The right of free expression is a central tenet of a free society. It is this right that the existence of the labor movement itself stems from – through workers expressing themselves through collective action in order to advance a better future for themselves.
During the course of the SMWIA-UTU merger, a group of plaintiffs filed a lawsuit against the UTU seeking to impose a court-ordered injunction against the merger. During the course of these proceedings, no official from the UTU or SMWIA attempted to suppress these individuals’ rights to express themselves. To some there may have been a short term gain in doing so, but the affront to the fundamental right of every UTU and SMWIA member to free expression would be too great an affront to the rights of every UTU member and a detriment to the ability of each and every potential member of SMART to express themselves.
We learned later on, through court testimony, that these individuals were prodded to file their injunction UTU President Mike Futhey, then a UTU Vice President sitting on the union’s Executive Board. Futhey had many opportunities to voice opposition to the merger, from when he voted for it in June of 2007, to the UTU Convention where he campaigned a month later. During the six months leading up to the merger he never voiced any concerns he may have had about it but instead clandestinely worked with the individual plaintiffs (members of an outside union) seeking to put an end to a merger approved by an overwhelming majority of his members in August 2007.

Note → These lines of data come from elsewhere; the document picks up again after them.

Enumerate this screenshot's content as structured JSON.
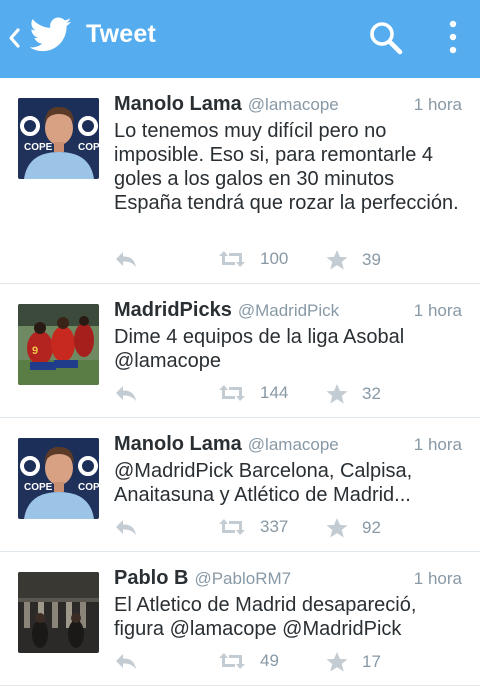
{
  "header": {
    "title": "Tweet",
    "bg_color": "#55acee",
    "back_icon": "chevron-left-icon",
    "logo_icon": "twitter-bird-icon",
    "search_icon": "search-icon",
    "overflow_icon": "more-vertical-icon"
  },
  "tweets": [
    {
      "name": "Manolo Lama",
      "handle": "@lamacope",
      "time": "1 hora",
      "text": "Lo tenemos muy difícil pero no imposible. Eso si, para remontarle 4 goles a los galos en 30 minutos España tendrá que rozar la perfección.",
      "retweets": "100",
      "favorites": "39"
    },
    {
      "name": "MadridPicks",
      "handle": "@MadridPick",
      "time": "1 hora",
      "text": "Dime 4 equipos de la liga Asobal @lamacope",
      "retweets": "144",
      "favorites": "32"
    },
    {
      "name": "Manolo Lama",
      "handle": "@lamacope",
      "time": "1 hora",
      "text": "@MadridPick Barcelona, Calpisa, Anaitasuna y Atlético de Madrid...",
      "retweets": "337",
      "favorites": "92"
    },
    {
      "name": "Pablo B",
      "handle": "@PabloRM7",
      "time": "1 hora",
      "text": "El Atletico de Madrid desapareció, figura @lamacope @MadridPick",
      "retweets": "49",
      "favorites": "17"
    }
  ]
}
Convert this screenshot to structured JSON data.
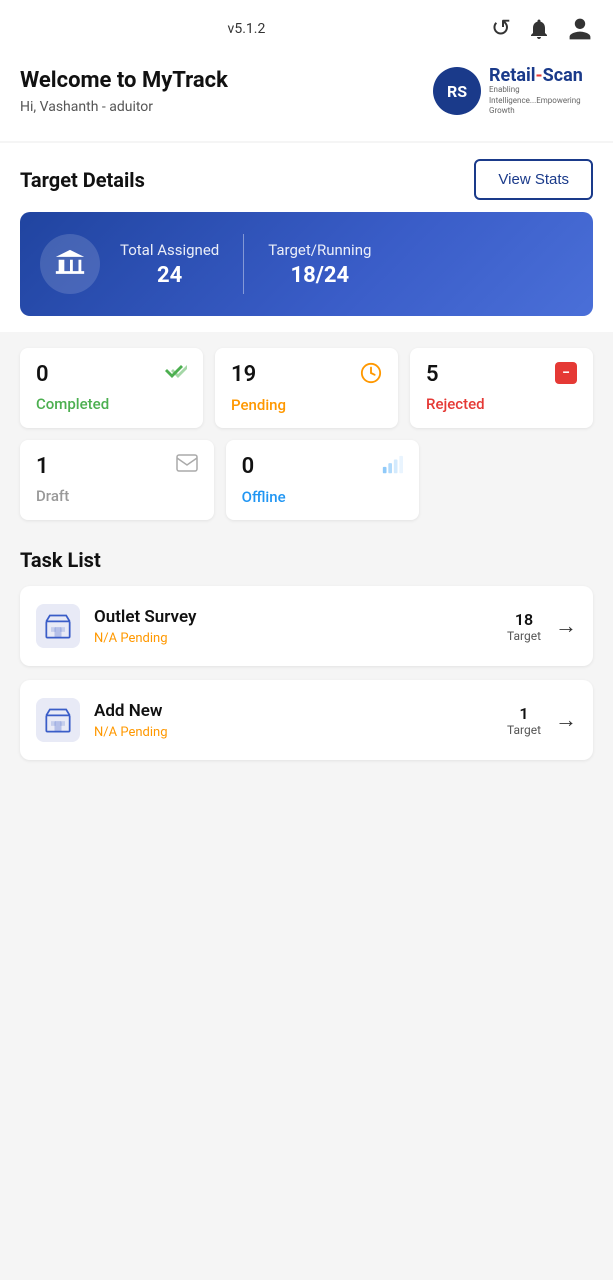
{
  "topbar": {
    "version": "v5.1.2",
    "refresh_icon": "↻",
    "bell_icon": "🔔",
    "user_icon": "👤"
  },
  "header": {
    "welcome_title": "Welcome to MyTrack",
    "welcome_subtitle": "Hi, Vashanth - aduitor",
    "logo_initials": "RS",
    "logo_brand": "Retail",
    "logo_dash": "-",
    "logo_scan": "Scan",
    "logo_tagline": "Enabling Intelligence...Empowering Growth"
  },
  "target": {
    "title": "Target Details",
    "view_stats_label": "View Stats",
    "total_assigned_label": "Total Assigned",
    "total_assigned_value": "24",
    "target_running_label": "Target/Running",
    "target_running_value": "18/24"
  },
  "stats_cards": [
    {
      "number": "0",
      "label": "Completed",
      "color": "green",
      "icon_type": "double-check"
    },
    {
      "number": "19",
      "label": "Pending",
      "color": "orange",
      "icon_type": "clock"
    },
    {
      "number": "5",
      "label": "Rejected",
      "color": "red",
      "icon_type": "minus-red"
    },
    {
      "number": "1",
      "label": "Draft",
      "color": "gray",
      "icon_type": "envelope"
    },
    {
      "number": "0",
      "label": "Offline",
      "color": "blue",
      "icon_type": "signal"
    }
  ],
  "task_list": {
    "title": "Task List",
    "tasks": [
      {
        "name": "Outlet Survey",
        "status": "N/A Pending",
        "target_num": "18",
        "target_label": "Target"
      },
      {
        "name": "Add New",
        "status": "N/A Pending",
        "target_num": "1",
        "target_label": "Target"
      }
    ]
  }
}
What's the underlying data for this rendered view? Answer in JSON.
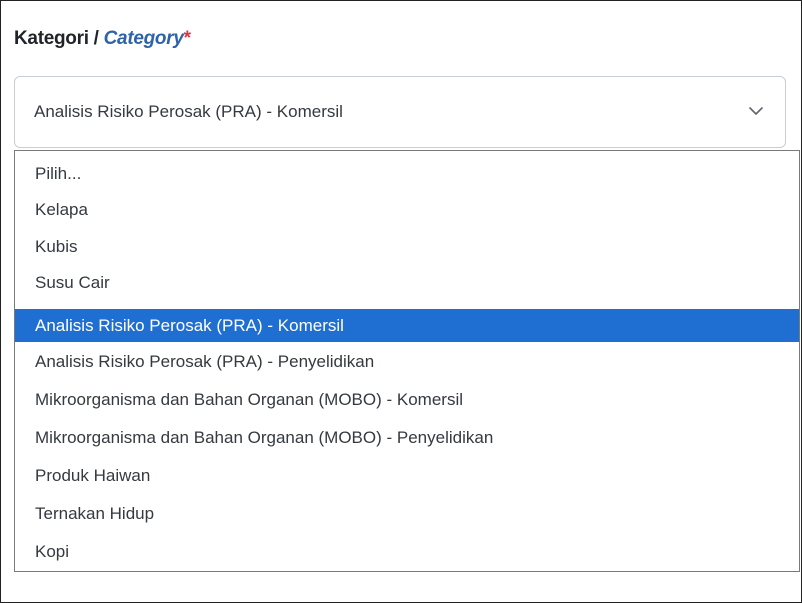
{
  "field": {
    "label_ms": "Kategori",
    "separator": "/",
    "label_en": "Category",
    "required_marker": "*"
  },
  "select": {
    "value": "Analisis Risiko Perosak (PRA) - Komersil",
    "icon": "chevron-down-icon"
  },
  "options": [
    "Pilih...",
    "Kelapa",
    "Kubis",
    "Susu Cair",
    "Analisis Risiko Perosak (PRA) - Komersil",
    "Analisis Risiko Perosak (PRA) - Penyelidikan",
    "Mikroorganisma dan Bahan Organan (MOBO) - Komersil",
    "Mikroorganisma dan Bahan Organan (MOBO) - Penyelidikan",
    "Produk Haiwan",
    "Ternakan Hidup",
    "Kopi"
  ],
  "selected_option": "Analisis Risiko Perosak (PRA) - Komersil",
  "colors": {
    "highlight": "#1f6fd2",
    "label_en": "#2f63a8",
    "required": "#dc3545"
  }
}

Futhey’s aim, we later learned, was to prod the plaintiff’s into a lawsuit which he was planning to settle once he took office as UTU President on January 1, 2008. His plan would have worked flawlessly, if not for the fact that an overwhelmingly number of the members of the UTU Executive Board, 8 out of 10 members (not including Futhey) saw through this manipulation and challenged his grab at absolute power.
Rather than respect their rights as not only UTU members but also as elected representatives of his union’s membership, Futhey chose to have trumped up charges filed against each of these men. These charges were filed in an internal court comprised of appointees that were hand-picked by Futhey. Each of these men now facing trial shares an uncertain future with their personal and professional lives standing on the edge of ruin. All of this for speaking out against an attempt by a union President to overturn a the will of an overwhelming majority of his own membership. Rather than being portrayed as the heroes they are, Futhey has designed to sketch them as conniving villains, disloyal to his aims and a threat to his future ambitions.
Futhey’s actions are regrettable and have cast a pall over his union. He has sent a message that not only has the right to free expression within the UTU been erased, but he has chilled dissent unless it meets with his own aims.
Futhey’a attempt to defend his actions have resorted to scapegoating the SMWIA and the members of the UTU Executive Board. He now is trying to deflect attention from himself by assigning blame for the court costs his actions have cost his union to the people he has chosen as his adversaries. Futhey chose this route after having ignored an arbitration remedy already available to him through the SMART Merger Agreement – once designed to protect the treasuries of both the UTU and SMWIA by negating the need for costly litigation.
It is our hope that the UTU membership can salvage its great tradition and once again take its leadership role in the American labor movement by putting an end to this dangerous and costly dictatorship.